首先试图从SlotSharingGroupAssignment中分配slot

slotFromGroup = assignment.getSlotForTask(vertex)，参考，Flink – SlotSharingGroup

如果没有发现local的slot，试图为该vertex创建一个新的slot，

newSlot = getNewSlotForSharingGroup(vertex, locations, assignment, constraint, localOnly); //试图为SharingGroup申请一个新的slot

    protected SimpleSlot getNewSlotForSharingGroup(ExecutionVertex vertex,

                                                    Iterable<TaskManagerLocation> requestedLocations,

                                                    SlotSharingGroupAssignment groupAssignment,

                                                    CoLocationConstraint constraint,

                                                    boolean localOnly)

    {

        // we need potentially to loop multiple times, because there may be false positives

        // in the set-with-available-instances

        while (true) {

            Pair<Instance, Locality> instanceLocalityPair = findInstance(requestedLocations, localOnly); //根据locations信息找到local的instance

            if (instanceLocalityPair == null) { //如果没有可用的instance，返回null

                // nothing is available

                return null;

            }

            final Instance instanceToUse = instanceLocalityPair.getLeft();

            final Locality locality = instanceLocalityPair.getRight();

            try {

                JobVertexID groupID = vertex.getJobvertexId();

                // allocate a shared slot from the instance

                SharedSlot sharedSlot = instanceToUse.allocateSharedSlot(vertex.getJobId(), groupAssignment); //从instance申请一个SharedSlot

                // if the instance has further available slots, re-add it to the set of available resources.

                if (instanceToUse.hasResourcesAvailable()) { //如果这个instance还有多余的资源，再加入instancesWithAvailableResources，下次还能继续用来分配

                    this.instancesWithAvailableResources.put(instanceToUse.getTaskManagerID(), instanceToUse);

                }

                if (sharedSlot != null) {

                    // add the shared slot to the assignment group and allocate a sub-slot

                    SimpleSlot slot = constraint == null ?

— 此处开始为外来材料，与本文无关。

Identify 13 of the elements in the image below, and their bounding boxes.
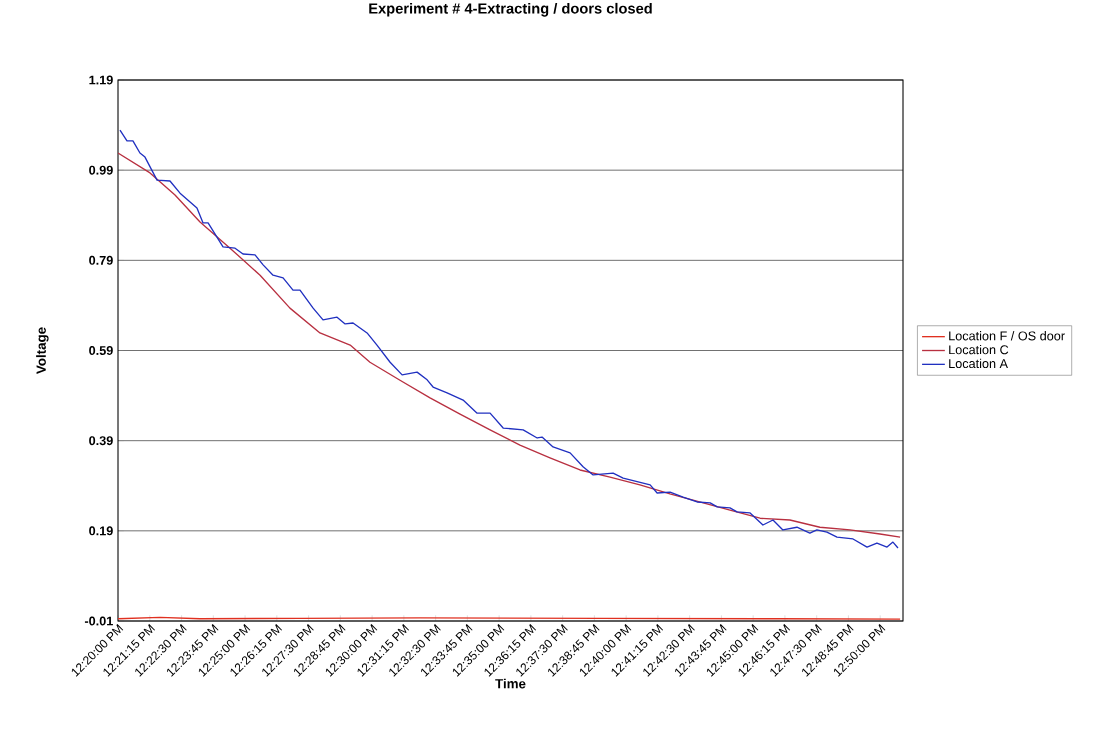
legend-label: Location C <box>949 344 1009 355</box>
legend-label: Location F / OS door <box>949 331 1065 341</box>
y-tick-label: -0.01 <box>84 616 113 626</box>
y-tick-label: 0.39 <box>89 436 113 446</box>
y-tick-label: 0.19 <box>89 526 113 536</box>
y-tick-label: 0.79 <box>89 255 113 265</box>
y-tick-label: 0.99 <box>89 165 113 175</box>
chart-title: Experiment # 4-Extracting / doors closed <box>369 2 652 17</box>
legend-label: Location A <box>949 358 1008 369</box>
y-tick-label: 0.59 <box>89 346 113 355</box>
x-axis-title: Time <box>495 678 526 689</box>
y-tick-label: 1.19 <box>89 75 113 85</box>
y-axis-title: Voltage <box>36 327 49 375</box>
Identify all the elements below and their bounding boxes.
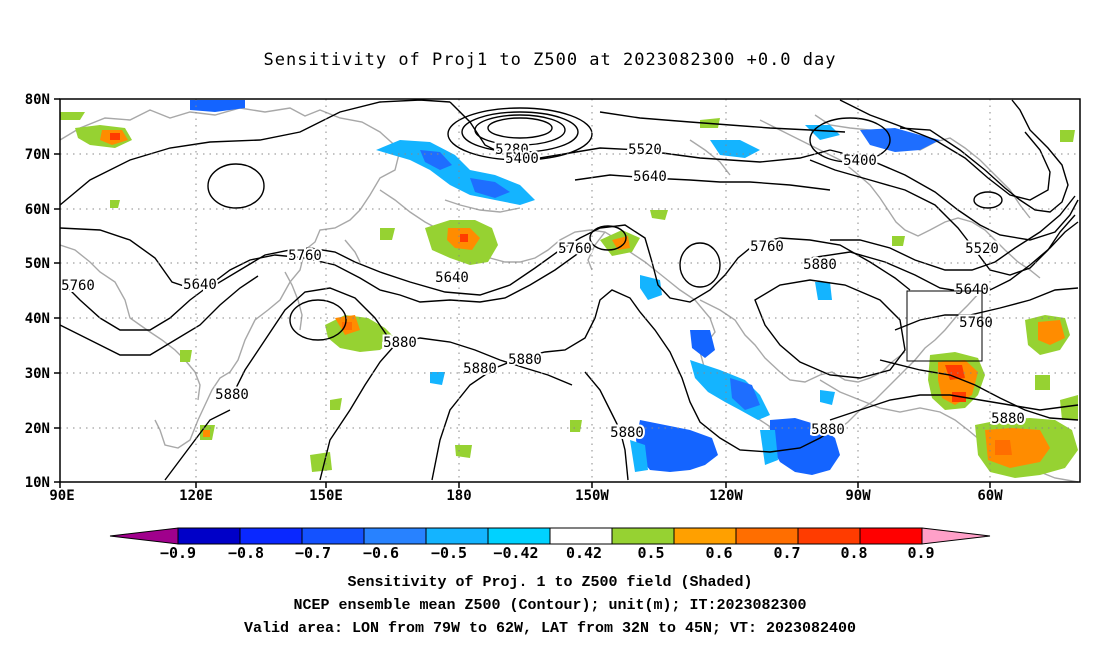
colorbar-cell xyxy=(239,527,303,545)
colorbar-label: −0.8 xyxy=(228,544,264,562)
contour-label: 5880 xyxy=(463,361,497,377)
graticule xyxy=(60,99,1080,482)
colorbar-cell xyxy=(735,527,799,545)
colorbar-cell xyxy=(921,527,991,545)
colorbar-label: −0.5 xyxy=(431,544,467,562)
colorbar-label: −0.7 xyxy=(295,544,331,562)
colorbar-label: −0.9 xyxy=(160,544,196,562)
lon-label: 120E xyxy=(179,488,213,504)
lon-label: 60W xyxy=(977,488,1003,504)
valid-area-box xyxy=(906,290,983,362)
contour-label: 5760 xyxy=(558,241,592,257)
lon-label: 90E xyxy=(49,488,74,504)
lat-label: 20N xyxy=(25,421,50,437)
colorbar-label: 0.8 xyxy=(840,544,867,562)
lat-label: 50N xyxy=(25,256,50,272)
lon-label: 120W xyxy=(709,488,743,504)
lat-label: 80N xyxy=(25,92,50,108)
lon-label: 90W xyxy=(845,488,871,504)
lon-label: 150E xyxy=(309,488,343,504)
lat-label: 30N xyxy=(25,366,50,382)
lat-label: 70N xyxy=(25,147,50,163)
contour-label: 5880 xyxy=(991,411,1025,427)
contour-label: 5520 xyxy=(628,142,662,158)
contour-label: 5400 xyxy=(505,151,539,167)
contour-label: 5640 xyxy=(633,169,667,185)
contour-label: 5880 xyxy=(811,422,845,438)
sensitivity-shading xyxy=(60,100,1078,478)
colorbar-label: 0.6 xyxy=(705,544,732,562)
contour-label: 5760 xyxy=(61,278,95,294)
colorbar-cell xyxy=(549,527,613,545)
lat-label: 10N xyxy=(25,475,50,491)
contour-label: 5880 xyxy=(508,352,542,368)
colorbar-cell xyxy=(177,527,241,545)
colorbar-label: 0.9 xyxy=(907,544,934,562)
colorbar-labels: −0.9 −0.8 −0.7 −0.6 −0.5 −0.42 0.42 0.5 … xyxy=(160,544,935,562)
colorbar-cell xyxy=(487,527,551,545)
map-frame xyxy=(59,98,1081,483)
footer-line-3: Valid area: LON from 79W to 62W, LAT fro… xyxy=(243,620,857,637)
colorbar-label: 0.5 xyxy=(637,544,664,562)
colorbar-cell xyxy=(797,527,861,545)
colorbar-label: −0.6 xyxy=(363,544,399,562)
lon-label: 150W xyxy=(575,488,609,504)
contour-label: 5760 xyxy=(959,315,993,331)
colorbar-label: 0.7 xyxy=(773,544,800,562)
contour-label: 5640 xyxy=(435,270,469,286)
lat-label: 40N xyxy=(25,311,50,327)
colorbar-cell xyxy=(859,527,923,545)
contour-label: 5280 xyxy=(495,142,529,158)
contour-label: 5760 xyxy=(750,239,784,255)
contour-label: 5520 xyxy=(965,241,999,257)
colorbar xyxy=(109,527,991,545)
contour-label: 5400 xyxy=(843,153,877,169)
lon-label: 180 xyxy=(446,488,471,504)
colorbar-label: −0.42 xyxy=(493,544,538,562)
lon-labels: 90E 120E 150E 180 150W 120W 90W 60W xyxy=(49,488,1003,504)
colorbar-cell xyxy=(425,527,489,545)
colorbar-cell xyxy=(611,527,675,545)
contour-label: 5880 xyxy=(215,387,249,403)
contour-labels: 5280 5400 5520 5640 5400 5760 5640 5640 … xyxy=(59,140,1027,443)
footer-line-1: Sensitivity of Proj. 1 to Z500 field (Sh… xyxy=(347,574,753,591)
contour-label: 5880 xyxy=(610,425,644,441)
colorbar-cell xyxy=(363,527,427,545)
axis-ticks xyxy=(54,98,991,488)
colorbar-cell xyxy=(109,527,179,545)
contour-label: 5640 xyxy=(955,282,989,298)
figure-title: Sensitivity of Proj1 to Z500 at 20230823… xyxy=(263,50,837,70)
lat-label: 60N xyxy=(25,202,50,218)
colorbar-cell xyxy=(673,527,737,545)
contour-label: 5880 xyxy=(383,335,417,351)
lat-labels: 80N 70N 60N 50N 40N 30N 20N 10N xyxy=(25,92,50,491)
colorbar-label: 0.42 xyxy=(566,544,602,562)
z500-contours xyxy=(59,99,1079,481)
contour-label: 5760 xyxy=(288,248,322,264)
footer-line-2: NCEP ensemble mean Z500 (Contour); unit(… xyxy=(293,597,807,614)
contour-label: 5640 xyxy=(183,277,217,293)
contour-label: 5880 xyxy=(803,257,837,273)
colorbar-cell xyxy=(301,527,365,545)
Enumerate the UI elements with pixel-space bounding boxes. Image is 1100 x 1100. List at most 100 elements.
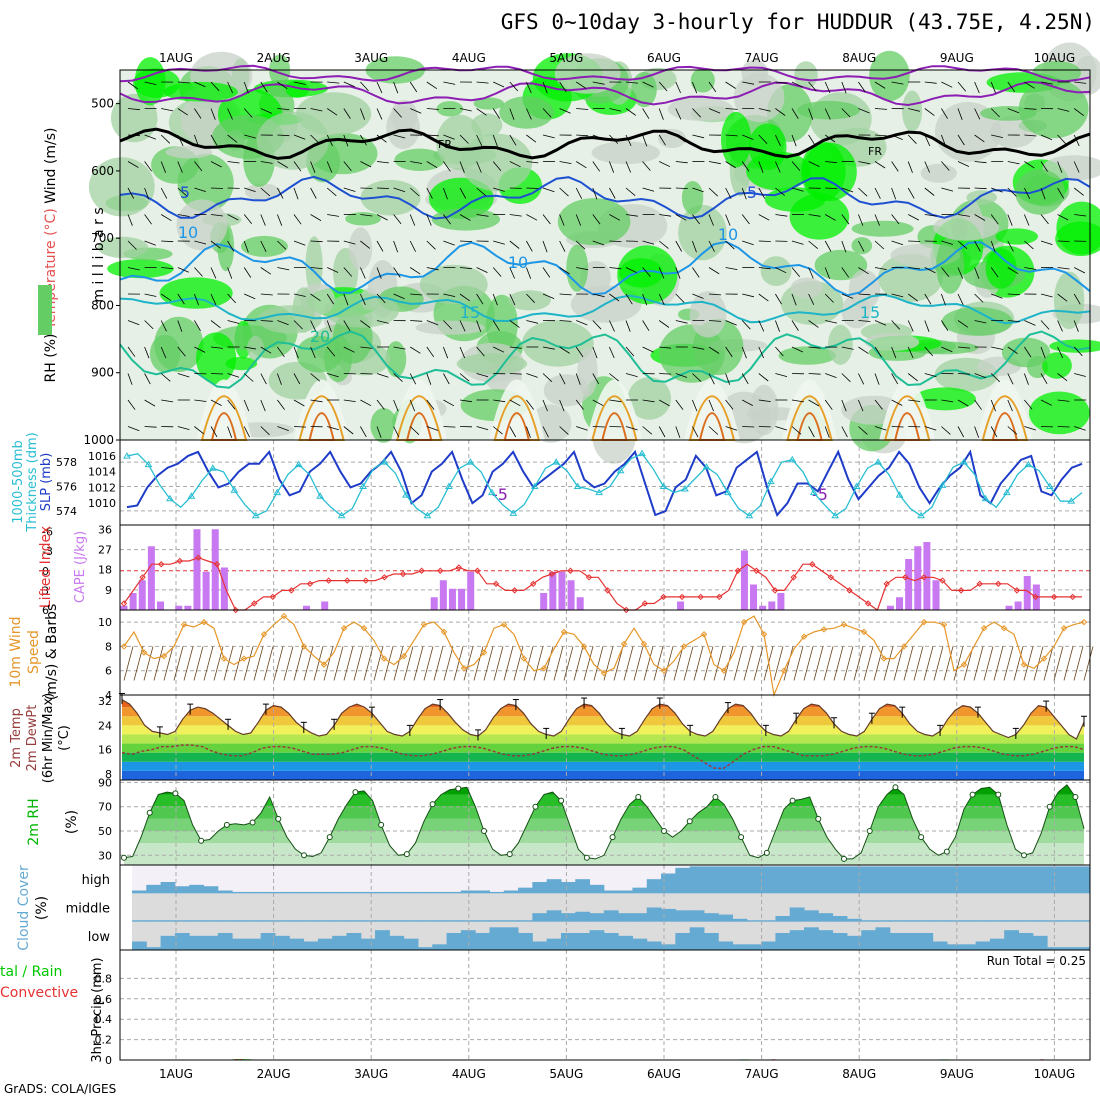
cloud-cell-middle [703,913,719,922]
thickness-marker [638,449,646,457]
cloud-cell-low [818,930,834,950]
wind-barb [891,214,900,225]
wind10-barb [833,646,844,681]
li-marker [1050,593,1058,601]
cloud-cell-middle [918,920,934,922]
cloud-cell-low [332,935,347,950]
wind-barb [974,373,986,379]
rh-shade-cell [256,111,329,170]
wind-barb [476,346,485,357]
wind-barb [692,214,701,225]
rh-shade-cell [285,80,310,98]
li-marker [232,606,239,614]
wind10-marker [460,665,468,672]
cloud-cell-middle [560,913,576,922]
cape-bar [567,580,575,610]
wind-barb [177,293,185,305]
wind10-barb [273,646,284,681]
wind10-barb [823,646,834,681]
wind10-barb [423,646,434,681]
ytick-label-cape: 9 [105,584,112,597]
rh2m-marker [121,854,127,861]
wind-barb [924,320,930,332]
wind-barb [1024,108,1037,110]
cloud-cell-low [489,927,505,950]
wind-barb [476,161,482,173]
date-tick-label-top: 8AUG [842,51,876,65]
wind10-marker [260,631,268,638]
wind-barb [841,134,854,139]
wind-barb [642,240,655,245]
date-tick-label-top: 2AUG [257,51,291,65]
wind-barb [360,240,371,249]
wind-barb [492,134,498,147]
cape-ylabel: CAPE (J/kg) [73,531,88,603]
cloud-cell-low [861,930,877,950]
wind-barb [1057,320,1063,332]
wind-barb [891,320,900,330]
temp2m-ylabel: (6hr Min/Max) [41,693,56,783]
cloud-cell-high [804,866,819,894]
date-tick-label-bottom: 1AUG [159,1067,193,1081]
thickness-marker [1067,497,1076,504]
wind-barb [542,267,551,278]
wind10-barb [433,646,444,681]
li-marker [864,600,872,607]
wind10-barb [943,646,954,681]
thickness-ylabel-b: Thickness (dm) [25,432,40,532]
date-tick-label-top: 9AUG [940,51,974,65]
wind10-marker [340,625,348,632]
wind-barb [825,320,837,324]
wind-barb [858,214,864,226]
isotherm-5 [119,175,1091,220]
wind-barb [841,267,850,278]
wind-barb [1057,161,1063,173]
thickness-marker [359,482,367,490]
wind-barb [426,81,438,90]
wind10-marker [840,621,848,628]
wind-barb [194,346,206,353]
ytick-label-temp: 16 [98,744,112,757]
li-marker [306,580,314,588]
wind-barb [127,399,136,410]
cloud-ylabel: Cloud Cover [16,865,32,951]
wind-barb [725,346,733,358]
rh2m-marker [172,790,179,797]
cloud-cell-low [889,933,905,950]
rh-shade-cell [631,71,657,108]
wind-barb [658,240,669,249]
wind-barb [858,187,868,197]
wind-barb [908,214,919,221]
wind-barb [459,373,470,382]
wind-barb [725,134,738,137]
wind-barb [1040,214,1049,225]
cloud-cell-high [146,884,162,894]
wind-barb [277,346,285,358]
wind-barb [1007,399,1013,412]
wind-barb [393,373,403,382]
wind-barb [177,161,183,173]
li-marker [771,587,779,594]
cape-bar [302,605,310,610]
cape-bar [1005,605,1013,610]
isotherm-30 [698,412,726,441]
cloud-cell-high [861,866,877,894]
cloud-cell-low [389,935,405,950]
wind-barb [194,108,202,119]
cloud-cell-low [789,930,805,950]
wind-barb [194,426,205,435]
wind-barb [144,320,154,330]
cloud-cell-low [317,938,333,950]
rh-shade-cell [760,256,792,286]
rh-shade-cell [305,236,323,295]
rh-shade-cell [591,141,660,165]
wind10-marker [520,655,528,662]
wind-barb [990,373,1001,383]
cloud-cell-middle [689,910,705,922]
wind-barb [260,293,273,296]
wind10-line [123,615,1085,698]
cloud-level-label: low [88,930,111,945]
wind-barb [576,108,589,110]
wind-barb [725,81,736,89]
wind-barb [526,214,538,221]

                            groupAssignment.addSharedSlotAndAllocateSubSlot(sharedSlot, locality, groupID) : //把分配的SharedSlot加到SlotSharingGroup的SlotSharingGroupAssignment中，并返回SharedSlot所持有的slot

                            groupAssignment.addSharedSlotAndAllocateSubSlot(sharedSlot, locality, constraint);

                    if (slot != null) {

                        return slot;

                    }

                    else {

                        // could not add and allocate the sub-slot, so release shared slot

                        sharedSlot.releaseSlot();

                    }

                }

            }

            catch (InstanceDiedException e) {

                // the instance died it has not yet been propagated to this scheduler

                // remove the instance from the set of available instances

                removeInstance(instanceToUse);

            }

            // if we failed to get a slot, fall through the loop

        }

    }

findInstance

    private Pair<Instance, Locality> findInstance(Iterable<TaskManagerLocation> requestedLocations, boolean localOnly) {

        // drain the queue of newly available instances

        while (this.newlyAvailableInstances.size() > 0) { //BlockingQueue<Instance> newlyAvailableInstances

            Instance queuedInstance = this.newlyAvailableInstances.poll();

            if (queuedInstance != null) {

                this.instancesWithAvailableResources.put(queuedInstance.getTaskManagerID(), queuedInstance); // Map<ResourceID, Instance> instancesWithAvailableResources

            }

        }

        // if nothing is available at all, return null

        if (this.instancesWithAvailableResources.isEmpty()) {

            return null;

        }

        Iterator<TaskManagerLocation> locations = requestedLocations == null ? null : requestedLocations.iterator();

        if (locations != null && locations.hasNext()) { //如果有prefered locations，优先找相对应的Instance

            // we have a locality preference

            while (locations.hasNext()) {

                TaskManagerLocation location = locations.next();

                if (location != null) {

                    Instance instance = instancesWithAvailableResources.remove(location.getResourceID()); //找到对应于perfer location的Instance

                    if (instance != null) {

                        return new ImmutablePair<Instance, Locality>(instance, Locality.LOCAL);

                    }

                }

            }

            // no local instance available

            if (localOnly) { //如果localOnly，而前面又没有找到local的，所以只能返回null

                return null;

            }

            else {

                // take the first instance from the instances with resources

                Iterator<Instance> instances = instancesWithAvailableResources.values().iterator();

                Instance instanceToUse = instances.next();

                instances.remove();

                return new ImmutablePair<>(instanceToUse, Locality.NON_LOCAL); //由于前面没有找到local的，所以返回第一个instance，locality为non_local

            }

        }

        else {

            // no location preference, so use some instance

            Iterator<Instance> instances = instancesWithAvailableResources.values().iterator();

            Instance instanceToUse = instances.next();

            instances.remove();

            return new ImmutablePair<>(instanceToUse, Locality.UNCONSTRAINED); //没有约束，也是取第一个instance，locality为UNCONSTRAINED

        }

    }

Instance.allocateSharedSlot

    public SharedSlot allocateSharedSlot(JobID jobID, SlotSharingGroupAssignment sharingGroupAssignment)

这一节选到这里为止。